What is evident in Figure 2 is the “noisiness” of the recording although you can hear the
utterance, albeit as a low amplitude level, in the noise when this wavefile is played. The goal of
my analysis was to reduce the noise level in this signal while preserving the speech signal.
Figure 2. Graphic display (time by amplitude) of the waveform of the portion of the recording
named short_utterance_v1.wav. The portion highlighted contains the utterance of interest.

The first step in the noise reduction process is to eliminate persistent background noise that is
found throughout the recording. This is done using a three-step process. First, the
phonetician/acoustician searches the wavefile for a stretch of the recording during periods during
which no one is talking and when there is no any other identifiable noise source (such as a
barking dog, or banging on a table). Going back to the initial_v1.wav file, one can find such a
stretch of recording from 26.689 to 28.220 (a length of 1.53 seconds). Using FFT analysis (Fast
Fourier Transform) using the Adobe Audition noise reduction option, one can calculate a
frequency profile of the sound in this section of the waveform (which represents background
noise). This was done, and the frequency profile saved (this information is provided in the file
named Profile_26.689.fft). The profile was then loaded it into the Adobe Audition program and
this background noise was removed from short_utterance_v1.wav. The modified waveform
(saved in a file named short_utterance_v2.wav) is shown in Figure 3 following this noise
reduction step. Although there is some improvement in the signal that can be heard, there was
not a dramatic change in the waveform itself.
Figure 3. Waveform display of short_utterance_v2.wav.

An analysis of the amplitudes of various frequencies in short_utterance_v2.wav (shown in

Figure 4) reveals much energy in the lower frequencies (0-400 Hz) that are likely not part of the
speech pattern as well as higher level energy (3500Hz and above).
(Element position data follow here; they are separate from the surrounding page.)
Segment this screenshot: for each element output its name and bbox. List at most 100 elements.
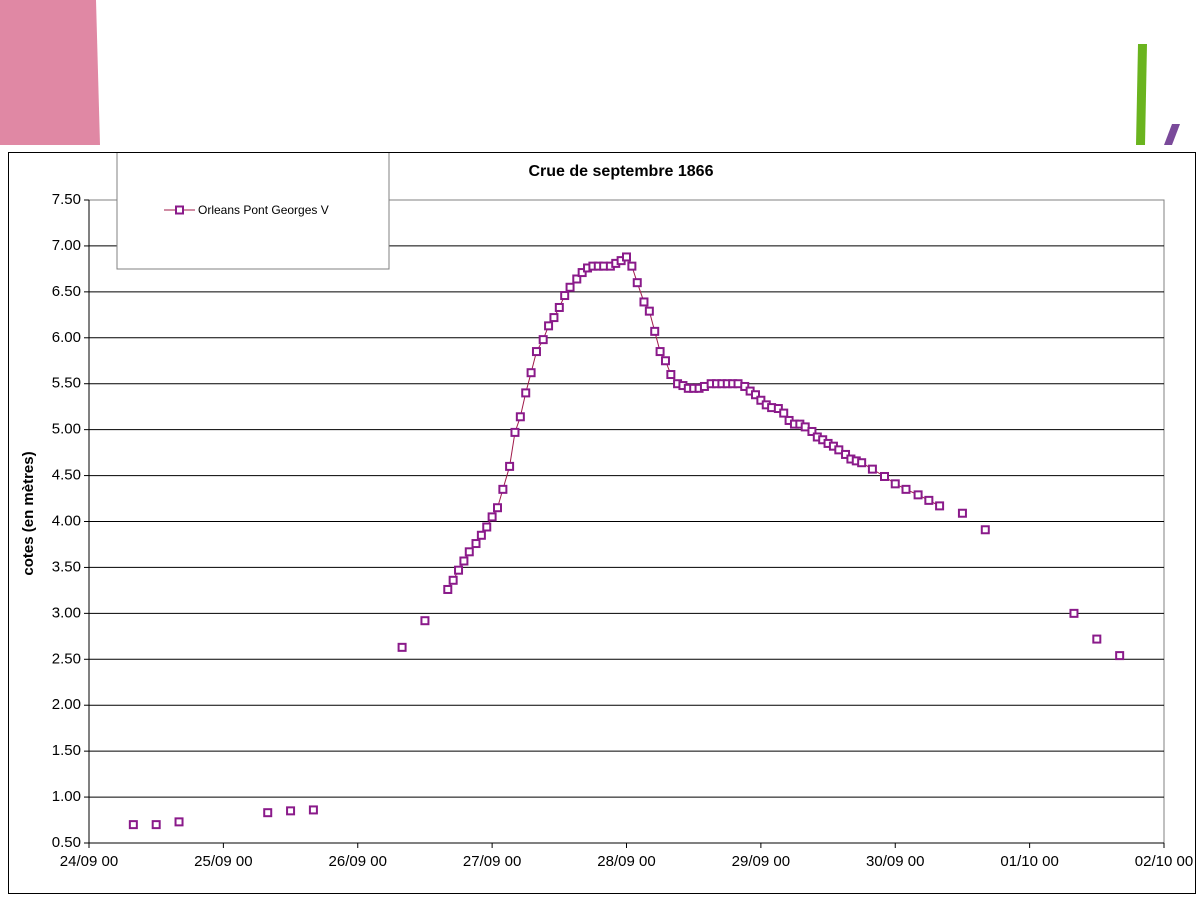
data-point-marker [901, 484, 911, 494]
data-point-marker [957, 508, 967, 518]
data-point-marker [308, 805, 318, 815]
data-point-marker [913, 490, 923, 500]
x-tick-label: 25/09 00 [194, 853, 252, 870]
y-tick-label: 3.00 [52, 604, 81, 621]
data-point-marker [174, 817, 184, 827]
data-point-marker [565, 282, 575, 292]
chart-title: Crue de septembre 1866 [529, 163, 714, 180]
y-tick-label: 3.50 [52, 558, 81, 575]
data-point-marker [549, 313, 559, 323]
y-tick-label: 6.00 [52, 329, 81, 346]
data-point-marker [1092, 634, 1102, 644]
data-point-marker [639, 297, 649, 307]
legend-marker-swatch [175, 205, 184, 215]
data-point-marker [751, 390, 760, 400]
data-point-marker [622, 252, 631, 262]
data-point-marker [779, 408, 789, 418]
data-point-marker [577, 268, 587, 278]
data-point-marker [1069, 608, 1079, 618]
x-tick-label: 29/09 00 [732, 853, 790, 870]
x-tick-label: 01/10 00 [1000, 853, 1058, 870]
data-point-marker [666, 370, 676, 380]
data-point-marker [924, 495, 934, 505]
data-point-marker [740, 381, 750, 391]
data-point-marker [554, 302, 564, 312]
data-point-marker [773, 404, 783, 414]
legend-label: Orleans Pont Georges V [198, 203, 329, 217]
data-point-marker [627, 261, 637, 271]
pink-band-shape [0, 0, 100, 145]
data-point-marker [660, 356, 670, 366]
y-tick-label: 1.50 [52, 742, 81, 759]
data-point-marker [756, 395, 766, 405]
y-tick-label: 7.50 [52, 191, 81, 208]
x-tick-label: 02/10 00 [1135, 853, 1193, 870]
x-tick-label: 24/09 00 [60, 853, 118, 870]
gridlines [89, 245, 1164, 798]
series-line-segment [509, 432, 516, 467]
data-point-marker [544, 321, 554, 331]
chart-canvas: 7.50 7.00 6.50 6.00 5.50 5.00 4.50 4.00 3.50 3.00… [20, 153, 1193, 870]
green-stroke-shape [1136, 44, 1147, 145]
purple-stroke-shape [1164, 124, 1180, 145]
data-point-marker [482, 522, 492, 532]
data-point-marker [841, 449, 851, 459]
y-tick-label: 2.50 [52, 650, 81, 667]
data-point-marker [515, 412, 525, 422]
data-point-marker [128, 820, 138, 830]
slide-decoration [0, 0, 1180, 145]
data-point-marker [650, 326, 660, 336]
y-tick-label: 5.50 [52, 375, 81, 392]
data-point-marker [880, 471, 889, 481]
data-point-marker [471, 539, 481, 549]
y-axis-ticks: 7.50 7.00 6.50 6.00 5.50 5.00 4.50 4.00 3.50 3.00… [52, 191, 1164, 851]
x-tick-label: 28/09 00 [597, 853, 655, 870]
y-tick-label: 0.50 [52, 834, 81, 851]
y-tick-label: 6.50 [52, 283, 81, 300]
data-point-marker [510, 427, 520, 437]
data-point-marker [487, 512, 497, 522]
data-point-marker [644, 306, 654, 316]
data-point-marker [459, 556, 469, 566]
data-point-marker [420, 616, 430, 626]
data-point-marker [397, 642, 407, 652]
data-point-marker [151, 820, 161, 830]
x-axis-ticks: 24/09 00 25/09 00 26/09 00 27/09 00 28/09 00… [60, 843, 1193, 870]
data-point-marker [526, 368, 536, 378]
y-tick-label: 4.00 [52, 512, 81, 529]
x-tick-label: 26/09 00 [329, 853, 387, 870]
data-point-marker [560, 291, 570, 301]
data-point-marker [498, 484, 508, 494]
data-point-marker [443, 584, 453, 594]
y-axis-label: cotes (en mètres) [20, 451, 37, 575]
data-point-marker [890, 479, 900, 489]
chart-frame: 7.50 7.00 6.50 6.00 5.50 5.00 4.50 4.00 3.50 3.00… [8, 152, 1196, 894]
data-point-marker [867, 464, 877, 474]
data-point-marker [1115, 651, 1125, 661]
data-point-marker [521, 388, 531, 398]
y-tick-label: 7.00 [52, 237, 81, 254]
data-series [128, 252, 1125, 830]
data-point-marker [531, 347, 541, 357]
data-point-marker [505, 461, 515, 471]
data-point-marker [857, 458, 867, 468]
legend: Orleans Pont Georges V [116, 153, 390, 270]
data-point-marker [655, 347, 665, 357]
data-point-marker [807, 426, 817, 436]
data-point-marker [263, 808, 273, 818]
legend-box [116, 153, 390, 270]
data-point-marker [572, 274, 582, 284]
data-point-marker [538, 335, 548, 345]
data-point-marker [286, 806, 296, 816]
data-point-marker [800, 422, 810, 432]
x-tick-label: 27/09 00 [463, 853, 521, 870]
data-point-marker [632, 278, 642, 288]
data-point-marker [980, 525, 990, 535]
data-point-marker [476, 530, 486, 540]
data-point-marker [935, 501, 945, 511]
data-point-marker [464, 547, 474, 557]
y-tick-label: 1.00 [52, 788, 81, 805]
data-point-marker [493, 503, 502, 513]
x-tick-label: 30/09 00 [866, 853, 924, 870]
data-point-marker [834, 445, 844, 455]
Therefore, the next step was
to digitally filter the speech using a FFT bandpass filter (400 to 3500 Hz) to eliminate most of
the energy in the 0-400 Hz and 3500+Hz frequency ranges.
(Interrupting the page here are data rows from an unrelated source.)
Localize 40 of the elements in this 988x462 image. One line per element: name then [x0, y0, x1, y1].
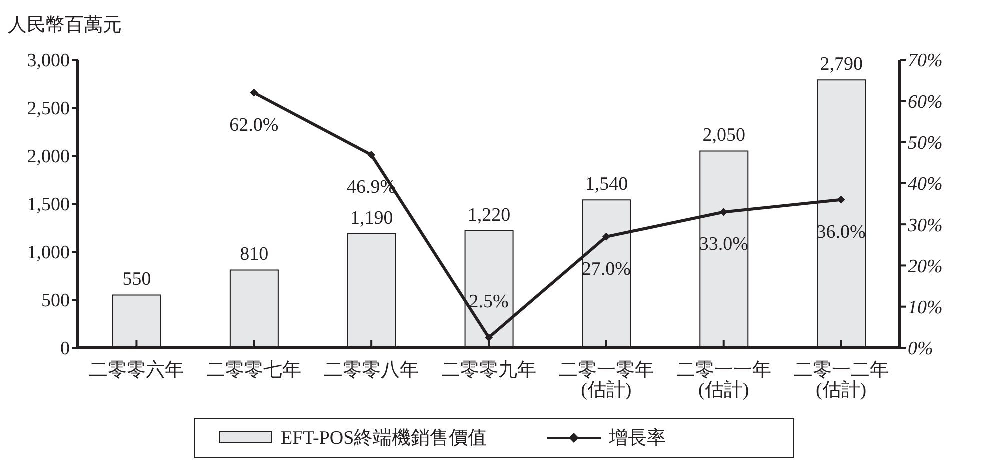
y-tick-label: 1,500	[27, 194, 70, 216]
data-label: 810	[240, 244, 269, 266]
legend-label: EFT-POS終端機銷售價值	[281, 427, 488, 451]
y-tick-label: 0	[60, 338, 70, 360]
y-tick-label: 2,000	[27, 146, 70, 168]
y-tick-label: 3,000	[27, 50, 70, 72]
y-axis-title: 人民幣百萬元	[8, 14, 122, 38]
data-label: 1,540	[585, 174, 628, 196]
x-tick-label: 二零零六年	[89, 359, 184, 381]
data-label: 1,190	[350, 208, 394, 229]
y-tick-label: 1,000	[27, 242, 70, 264]
x-tick-label: 二零一零年 (估計)	[558, 360, 654, 401]
data-label: 1,220	[468, 204, 511, 226]
x-tick-label: 二零零八年	[324, 360, 420, 381]
point	[602, 232, 610, 241]
y2-tick-label: 70%	[908, 50, 943, 72]
y2-tick-label: 60%	[908, 92, 943, 113]
data-label: 62.0%	[230, 114, 279, 136]
y-tick-label: 500	[42, 290, 70, 312]
data-label: 2.5%	[469, 292, 509, 313]
point	[720, 208, 728, 216]
point	[250, 88, 258, 97]
y2-tick-label: 50%	[908, 133, 943, 154]
data-label: 2,050	[702, 125, 746, 146]
y2-tick-label: 20%	[908, 256, 943, 278]
y2-tick-label: 30%	[907, 215, 943, 236]
data-label: 2,790	[820, 54, 863, 76]
y-tick-label: 2,500	[27, 98, 70, 120]
x-tick-label: 二零零七年	[206, 360, 302, 381]
x-tick-label: 二零一二年 (估計)	[794, 360, 889, 401]
point	[368, 151, 376, 160]
x-tick-label: 二零零九年	[442, 360, 536, 381]
data-label: 550	[122, 269, 152, 290]
legend-label: 增長率	[609, 427, 666, 451]
point	[485, 334, 493, 342]
x-tick-label: 二零一一年 (估計)	[676, 360, 772, 401]
y2-tick-label: 40%	[908, 174, 943, 196]
y2-tick-label: 0%	[908, 338, 934, 360]
point	[837, 196, 846, 204]
y2-tick-label: 10%	[908, 298, 943, 319]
Figure 4. Frequency analysis of short_utterance_v2.wav.

With this goal in mind, a FFT bandpass filter was constructed as shown in Figure 5, and it
was used to filter then signal in short_utterance_v2.wav to produce the waveform shown in
short_utterance_v3.wav (graphically displayed in Figure 6).

Figure 5. Schematic of FFT filter used.

Figure 6. Graphic display of short_utterance_v3.wav (following bandpass filtering).

This signal was then boosted (amplified) by 18 dB to produce the waveform (saved as
short_utterance_v4.wav) found in Figure 7 (that part of the signal which contains the utterance
of interest is highlighted).

Figure 7. Graphical display of short_utterance_v4.wav.

Next, the section of interest was extracted, saved to a new soundfile and the amplitudes of the
obvious noisy “clicks” (seen as sharp vertical lines in the waveform) were reduced by 8 dB,
yielding the waveform shown in Figure 8. What is left, after noise reduction, bandpass filtering
and amplification, is to the trained (and likely to the untrained) ear, a production of the utterance
“Give me (your) fucking wallet.”
Figure 8. Graphical display of short_utterance_v5.wav.

While completing the analysis of this signal, I created several other noise reduced/speech
enhanced versions of this same section of the recording using Adobe’s Soundbooth program.
The end result was very similar, but short_utterance_v5.wav is the clearest, in my opinion.
In summary, after the noise reduction process described above was completed in my opinion
(as a phonetician and speech scientist well-versed in acoustic analysis of speech), the utterance
produced by the suspect and recorded was “Give me (your) fucking wallet.” The “your” is in
parentheses as this word was likely reduced in the speaker’s production to a transitional voicoid
(a vowel-like sound) between the “me” and “fucking” that is not readily discernible (the same
way that the “a” in “One small step for (a) man” produced by Neil Armstrong when he first
stepped on the moon is not discernible).